It all began in May. The Sacramento Region Community Foundation brought in Michael Kaiser, president of the John F. Kennedy Center for the Performing Arts. He told arts organizations how they could survive and thrive during a troubled economy.
Mayor Kevin Johnson spoke briefly to the standing-room-only group. Kaiser and Johnson later met and hit it off.
Then the mayor in June launched a major arts initiative, "For Arts Sake." That effort has attracted 400 volunteers, meeting once a month, to spark an arts-and-culture revival.
Now comes a giant boost.
The Kennedy Center on Friday announced a nationwide initiative, called "Any Given Child," to ensure that young people have access to a complete, affordable arts education in music, dance, drama and visual art. Sacramento will be the launch city for this new arts partnership – with the aim of bringing arts curricula to every Sacramento student from kindergarten through eighth grade.
As Kaiser has said, the arts "allow children to exercise their creativity in ways other subjects cannot."
But too often arts are taught in an "episodic manner" – this year, but not the next.
The "Any Given Child" initiative provides an incredible opportunity to combine the resources of the schools, local arts groups and the Kennedy Center to get beyond this hodgepodge approach.
The first year will be an audit year, finding out what we have and what are we missing: What arts education already exists in the schools and what do arts organizations have to offer?

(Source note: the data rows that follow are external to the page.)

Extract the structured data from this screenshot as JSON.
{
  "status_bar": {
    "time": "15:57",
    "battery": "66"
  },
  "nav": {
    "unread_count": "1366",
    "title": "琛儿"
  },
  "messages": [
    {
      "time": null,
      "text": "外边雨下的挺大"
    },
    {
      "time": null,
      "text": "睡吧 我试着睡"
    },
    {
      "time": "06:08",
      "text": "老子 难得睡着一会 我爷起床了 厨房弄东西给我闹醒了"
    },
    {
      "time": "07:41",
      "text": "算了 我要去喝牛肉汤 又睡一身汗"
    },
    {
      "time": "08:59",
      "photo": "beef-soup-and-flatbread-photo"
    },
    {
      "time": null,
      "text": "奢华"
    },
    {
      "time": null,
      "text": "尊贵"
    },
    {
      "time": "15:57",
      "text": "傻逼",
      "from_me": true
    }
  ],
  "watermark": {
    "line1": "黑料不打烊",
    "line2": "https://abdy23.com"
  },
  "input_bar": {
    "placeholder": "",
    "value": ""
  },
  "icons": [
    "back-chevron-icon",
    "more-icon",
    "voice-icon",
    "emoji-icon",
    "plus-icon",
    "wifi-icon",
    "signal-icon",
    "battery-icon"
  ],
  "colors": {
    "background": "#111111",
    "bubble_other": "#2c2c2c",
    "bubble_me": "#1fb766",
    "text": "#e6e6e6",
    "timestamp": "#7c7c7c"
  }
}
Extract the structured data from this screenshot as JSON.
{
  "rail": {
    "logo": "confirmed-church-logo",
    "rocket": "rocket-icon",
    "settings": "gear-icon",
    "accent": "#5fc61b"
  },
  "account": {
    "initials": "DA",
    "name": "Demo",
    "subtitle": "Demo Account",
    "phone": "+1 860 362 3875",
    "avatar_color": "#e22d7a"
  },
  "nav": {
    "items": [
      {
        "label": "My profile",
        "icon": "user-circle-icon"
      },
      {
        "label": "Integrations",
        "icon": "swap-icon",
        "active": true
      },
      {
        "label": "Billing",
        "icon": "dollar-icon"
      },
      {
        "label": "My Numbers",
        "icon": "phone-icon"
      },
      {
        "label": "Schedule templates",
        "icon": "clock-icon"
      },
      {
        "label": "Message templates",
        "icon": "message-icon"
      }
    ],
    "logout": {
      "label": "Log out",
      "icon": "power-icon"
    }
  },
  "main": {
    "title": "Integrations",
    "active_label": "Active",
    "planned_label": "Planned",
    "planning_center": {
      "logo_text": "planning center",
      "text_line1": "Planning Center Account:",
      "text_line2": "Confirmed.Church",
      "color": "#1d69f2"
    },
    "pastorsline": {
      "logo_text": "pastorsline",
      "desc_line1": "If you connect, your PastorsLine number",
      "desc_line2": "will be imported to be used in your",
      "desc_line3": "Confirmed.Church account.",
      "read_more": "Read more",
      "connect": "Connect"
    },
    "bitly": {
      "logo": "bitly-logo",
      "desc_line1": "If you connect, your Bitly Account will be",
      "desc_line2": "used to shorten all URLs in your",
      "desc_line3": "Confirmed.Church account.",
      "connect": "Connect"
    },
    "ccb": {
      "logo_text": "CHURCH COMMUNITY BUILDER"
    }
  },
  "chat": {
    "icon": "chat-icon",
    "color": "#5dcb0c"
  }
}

Students will see their new arts education in fall 2010. Arts organizations will be asked to specialize in a particular grade level and subject matter. For example, the Sacramento Ballet might work with one grade level, the B Street Theatre with another, the Crocker Art Museum with yet another.
So far, two of the city's school districts are participating – Sacramento City Unified and Twin Rivers Unified. That promises to bring new arts education to more than 55,000 K-8 students.
Sharon Gerber, who is coordinating "For Art's Sake" for the mayor, describes art as the "soul of the community," an outlet for "creativity, exploration and discovery."
Whether it is a hand-stitched Hmong quilt telling a story, an improvisational jazz piece, a painting or a poem, art provides different ways for individuals to capture their experience of the world.
A child may not be good in other academic subjects such as English or math, but may excel in the arts. An immigrant child new to this country or a lower-income child with few books at home may find a talent, a passion and a link to the community through the arts.
While this big push for the arts has many authors, this is one area where the mayor himself has been able to use his office and his connections to bring people together around something positive.
Sacramento will be a better place for it.